Tônia só aceitou voltar à TV em 1980, convencida por Daniel Filho e Gilberto Braga a estrelar a novela "Água Viva". Gilberto havia lhe reservado o papel de uma megera, Lourdes Mesquita. Mas Tônia pediu para viver outra personagem, a socialite Stella Fraga Simpson, inspirada na socialite da vida real Becky Klabin, papel que estava destinado a Beatriz Segall. As atrizes trocaram de personagens e Tônia brilhou na pele da charmosa, sofisticada e carismática Stella, fazendo dela o seu mais marcante papel em televisão. Feminista e à frente de seu tempo, Stella tornou célebre a sequência em que faz top-less na praia com as amigas vividas por Glória Pires, Maria Padilha e Maria Zilda. As atrizes foram criticadas dentro e fora da novela. A equipe de gravação teve que trocar de praia para fazer as cenas, por causa da reação contrária do público ao redor.
Após uma participação na insípida "O Amor é Nosso!", fracasso global do ano de 1981, Tônia voltou à telinha em outra personagem de Gilberto Braga. E novamente a atriz interveio. Gilberto insistia nela como antagonista. A novela era "Louco Amor" (1983) e ele a queria como Renata Dumont, uma típica vilã mexicana. Tereza Rachel ficou o papel e Tônia viveu novamente uma mulher rica e charmosa: Muriel. Em 1988, Gilberto cogitou Tônia para Odete Roitman de "Vale Tudo". Mas além da atriz não aceitar, ela era recém egressa da novela das sete, "Sassaricando", comédia de Silvio de Abreu na qual contracenou com o amigo de longa data Paulo Autran, em um par romântico divertido.

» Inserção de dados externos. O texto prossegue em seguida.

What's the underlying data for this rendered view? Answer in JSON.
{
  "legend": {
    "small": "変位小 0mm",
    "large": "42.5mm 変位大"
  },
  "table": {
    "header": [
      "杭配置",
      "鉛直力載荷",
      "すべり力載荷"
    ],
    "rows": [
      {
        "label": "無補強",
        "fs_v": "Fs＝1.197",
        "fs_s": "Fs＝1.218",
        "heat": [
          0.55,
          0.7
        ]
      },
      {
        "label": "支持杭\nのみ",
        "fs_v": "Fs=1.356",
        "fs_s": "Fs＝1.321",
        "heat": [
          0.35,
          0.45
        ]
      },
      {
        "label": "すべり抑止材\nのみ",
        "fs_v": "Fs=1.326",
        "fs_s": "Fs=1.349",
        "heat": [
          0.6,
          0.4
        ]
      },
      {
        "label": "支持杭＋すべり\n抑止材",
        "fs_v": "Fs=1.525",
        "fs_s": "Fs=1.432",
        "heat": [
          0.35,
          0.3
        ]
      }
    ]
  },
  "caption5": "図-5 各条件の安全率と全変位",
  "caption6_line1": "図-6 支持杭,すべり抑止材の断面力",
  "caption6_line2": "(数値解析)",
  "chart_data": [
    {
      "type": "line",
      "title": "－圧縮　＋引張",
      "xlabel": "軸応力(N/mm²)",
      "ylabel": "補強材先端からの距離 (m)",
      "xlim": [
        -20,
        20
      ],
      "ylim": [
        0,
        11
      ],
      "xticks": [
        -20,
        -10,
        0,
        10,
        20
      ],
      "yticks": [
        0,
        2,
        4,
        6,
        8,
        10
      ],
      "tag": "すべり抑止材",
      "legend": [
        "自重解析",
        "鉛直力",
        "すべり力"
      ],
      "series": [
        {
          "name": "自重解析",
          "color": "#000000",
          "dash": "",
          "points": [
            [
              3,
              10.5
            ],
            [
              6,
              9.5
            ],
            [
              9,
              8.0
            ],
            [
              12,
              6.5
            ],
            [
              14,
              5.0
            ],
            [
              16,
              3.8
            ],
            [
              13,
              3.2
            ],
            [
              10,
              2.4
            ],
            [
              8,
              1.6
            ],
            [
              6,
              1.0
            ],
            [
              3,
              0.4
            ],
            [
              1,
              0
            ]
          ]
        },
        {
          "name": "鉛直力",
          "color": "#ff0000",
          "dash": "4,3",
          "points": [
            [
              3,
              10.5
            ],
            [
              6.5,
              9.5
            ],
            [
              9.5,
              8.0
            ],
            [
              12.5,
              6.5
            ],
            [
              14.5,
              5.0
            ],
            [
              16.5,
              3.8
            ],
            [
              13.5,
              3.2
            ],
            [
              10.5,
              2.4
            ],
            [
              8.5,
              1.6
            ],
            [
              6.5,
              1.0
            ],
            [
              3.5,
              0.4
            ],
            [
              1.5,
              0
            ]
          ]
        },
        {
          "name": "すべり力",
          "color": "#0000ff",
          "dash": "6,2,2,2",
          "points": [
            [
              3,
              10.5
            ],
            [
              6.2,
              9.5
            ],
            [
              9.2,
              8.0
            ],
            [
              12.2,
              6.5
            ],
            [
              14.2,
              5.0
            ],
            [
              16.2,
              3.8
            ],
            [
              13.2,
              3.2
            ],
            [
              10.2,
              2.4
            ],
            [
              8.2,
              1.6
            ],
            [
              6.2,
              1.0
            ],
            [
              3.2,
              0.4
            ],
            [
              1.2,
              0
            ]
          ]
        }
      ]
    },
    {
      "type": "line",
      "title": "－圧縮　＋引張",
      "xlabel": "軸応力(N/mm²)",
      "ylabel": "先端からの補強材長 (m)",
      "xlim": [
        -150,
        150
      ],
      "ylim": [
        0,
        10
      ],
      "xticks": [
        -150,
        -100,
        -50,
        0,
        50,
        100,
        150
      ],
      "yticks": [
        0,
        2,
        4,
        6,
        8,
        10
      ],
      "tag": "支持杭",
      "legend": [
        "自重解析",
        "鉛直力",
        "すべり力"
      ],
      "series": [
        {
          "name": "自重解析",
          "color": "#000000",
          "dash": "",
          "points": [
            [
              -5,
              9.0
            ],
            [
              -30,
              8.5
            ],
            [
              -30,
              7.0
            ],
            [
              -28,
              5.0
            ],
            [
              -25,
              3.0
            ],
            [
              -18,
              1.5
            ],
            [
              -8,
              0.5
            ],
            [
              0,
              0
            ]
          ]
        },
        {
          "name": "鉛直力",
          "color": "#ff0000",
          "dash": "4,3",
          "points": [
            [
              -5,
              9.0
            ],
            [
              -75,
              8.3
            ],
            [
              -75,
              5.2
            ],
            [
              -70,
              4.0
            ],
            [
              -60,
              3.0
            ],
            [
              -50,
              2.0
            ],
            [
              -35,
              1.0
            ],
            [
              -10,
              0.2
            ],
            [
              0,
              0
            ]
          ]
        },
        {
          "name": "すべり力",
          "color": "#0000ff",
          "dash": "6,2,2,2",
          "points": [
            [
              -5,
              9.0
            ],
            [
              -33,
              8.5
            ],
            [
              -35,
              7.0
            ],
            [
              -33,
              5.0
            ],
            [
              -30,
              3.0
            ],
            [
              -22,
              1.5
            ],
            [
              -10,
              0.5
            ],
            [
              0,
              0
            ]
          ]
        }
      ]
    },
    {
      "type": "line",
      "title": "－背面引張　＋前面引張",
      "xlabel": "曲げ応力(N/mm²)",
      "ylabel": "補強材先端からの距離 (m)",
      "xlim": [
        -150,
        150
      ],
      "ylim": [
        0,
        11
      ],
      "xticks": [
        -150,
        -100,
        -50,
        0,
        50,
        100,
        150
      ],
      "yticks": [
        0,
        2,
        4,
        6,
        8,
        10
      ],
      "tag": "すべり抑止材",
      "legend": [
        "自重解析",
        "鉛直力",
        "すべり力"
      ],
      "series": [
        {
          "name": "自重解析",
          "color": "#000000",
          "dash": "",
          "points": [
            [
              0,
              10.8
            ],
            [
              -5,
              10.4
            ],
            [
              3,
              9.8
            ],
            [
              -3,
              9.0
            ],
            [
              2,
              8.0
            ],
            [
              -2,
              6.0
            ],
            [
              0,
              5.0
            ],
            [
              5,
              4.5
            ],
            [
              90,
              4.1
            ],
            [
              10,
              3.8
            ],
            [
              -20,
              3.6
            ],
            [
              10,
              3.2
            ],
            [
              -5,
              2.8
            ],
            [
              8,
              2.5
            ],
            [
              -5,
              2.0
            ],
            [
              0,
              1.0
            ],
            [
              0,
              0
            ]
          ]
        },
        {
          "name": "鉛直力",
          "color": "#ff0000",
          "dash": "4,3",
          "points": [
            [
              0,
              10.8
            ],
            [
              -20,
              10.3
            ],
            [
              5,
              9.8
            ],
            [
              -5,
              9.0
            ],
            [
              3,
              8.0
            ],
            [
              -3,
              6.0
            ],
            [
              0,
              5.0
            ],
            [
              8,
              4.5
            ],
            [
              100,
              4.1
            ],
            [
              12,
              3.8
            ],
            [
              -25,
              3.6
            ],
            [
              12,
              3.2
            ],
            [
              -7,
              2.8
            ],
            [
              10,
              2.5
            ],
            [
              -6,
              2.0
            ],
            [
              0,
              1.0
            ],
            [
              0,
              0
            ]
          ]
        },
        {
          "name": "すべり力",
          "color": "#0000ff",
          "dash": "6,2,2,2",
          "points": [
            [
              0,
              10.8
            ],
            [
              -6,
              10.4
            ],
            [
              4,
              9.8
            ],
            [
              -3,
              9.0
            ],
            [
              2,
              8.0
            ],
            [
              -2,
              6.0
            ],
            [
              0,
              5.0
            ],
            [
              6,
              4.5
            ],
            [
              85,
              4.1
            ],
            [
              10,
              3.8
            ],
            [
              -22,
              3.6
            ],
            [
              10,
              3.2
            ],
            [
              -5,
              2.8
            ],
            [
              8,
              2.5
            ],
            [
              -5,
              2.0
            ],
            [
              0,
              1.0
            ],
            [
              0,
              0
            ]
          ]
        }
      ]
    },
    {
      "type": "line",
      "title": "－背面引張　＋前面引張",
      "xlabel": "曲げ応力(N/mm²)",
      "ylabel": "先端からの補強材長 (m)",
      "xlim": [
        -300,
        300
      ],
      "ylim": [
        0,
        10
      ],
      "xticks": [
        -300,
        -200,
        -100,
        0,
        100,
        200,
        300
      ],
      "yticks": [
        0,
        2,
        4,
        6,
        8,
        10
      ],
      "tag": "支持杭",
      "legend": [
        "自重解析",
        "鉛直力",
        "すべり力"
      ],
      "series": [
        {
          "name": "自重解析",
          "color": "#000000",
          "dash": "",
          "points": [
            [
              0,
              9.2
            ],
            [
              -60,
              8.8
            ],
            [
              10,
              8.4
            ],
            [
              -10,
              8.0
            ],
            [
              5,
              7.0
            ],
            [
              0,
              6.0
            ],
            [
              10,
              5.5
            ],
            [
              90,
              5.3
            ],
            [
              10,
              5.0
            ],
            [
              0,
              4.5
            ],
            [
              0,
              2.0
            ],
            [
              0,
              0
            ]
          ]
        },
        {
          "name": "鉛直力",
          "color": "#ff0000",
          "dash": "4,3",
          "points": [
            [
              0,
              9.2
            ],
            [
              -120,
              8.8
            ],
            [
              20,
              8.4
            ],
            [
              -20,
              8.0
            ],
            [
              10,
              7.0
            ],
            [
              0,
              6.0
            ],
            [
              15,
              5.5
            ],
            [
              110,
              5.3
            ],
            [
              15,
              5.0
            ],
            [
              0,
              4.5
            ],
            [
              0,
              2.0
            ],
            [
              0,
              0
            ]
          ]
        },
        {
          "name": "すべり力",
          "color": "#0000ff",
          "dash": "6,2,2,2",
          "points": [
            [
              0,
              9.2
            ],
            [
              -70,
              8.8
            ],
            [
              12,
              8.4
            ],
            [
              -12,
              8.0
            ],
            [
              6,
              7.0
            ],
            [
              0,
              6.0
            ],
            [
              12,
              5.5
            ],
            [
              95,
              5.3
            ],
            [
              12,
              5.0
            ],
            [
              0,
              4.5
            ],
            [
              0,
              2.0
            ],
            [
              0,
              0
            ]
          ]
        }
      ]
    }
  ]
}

Em 1989, Tônia Carrero viveu outra mulher rica (sua especialidade na TV): Letícia em "Kananga do Japão", na TV Manchete, personagem em um casamento desgastado que tem um caso com o rapagão vivido por Raul Gazola. Após uma participação no remake de "Sangue do Meu Sangue", do SBT (1996), Tônia só retornou à televisão em 2000, em "Esplendor", na qual deu vida à desmemoriada Mimi Melody, um papel pequeno dentro da trama da novela. Finalmente, suas últimas aparições na TV foram em 2004: participações, na minissérie "Um Só Coração" (ao lado de Paulo Autran) e na novela "Senhora do Destino".
Maria Antonietta Portocarrero Thedim nasceu no Rio de Janeiro em 23 de agosto de 1922. Graduada em Educação Física, formou-se atriz na França, onde foi viver com o artista plástico Carlos Arthur Thiré, pai de seu único filho, o também ator Cecil Thiré. De volta ao Brasil, e casada com o italiano Adolfo Celi, ela criou com o amigo Paulo Autran a companhia de teatro Tônia-Celi-Autran, que revolucionou o cenário teatral brasileiro entre as décadas de 1950 e 1960. Sobre sua vasta carreira nos palcos e no cinema, recomendo o ótimo texto do amigo Miguel Arcanjo.
Tônia estava há mais de uma década reclusa, com dificuldades na fala e locomoção, cuidada pela família – o filho Cecil, os netos Luísa, Carlos e Miguel e demais familiares. Sofria de hidrocefalia (excesso de água no cérebro) e faleceu no sábado (dia 03/03), por volta das 22 horas, em uma clínica no Rio de Janeiro, onde passava por um procedimento cirúrgico. A atriz teve uma parada cardíaca e não resistiu. Tinha 95 anos. Para sempre Tônia será lembrada como uma das figuras mais aclamadas e um ícone das Artes desse país.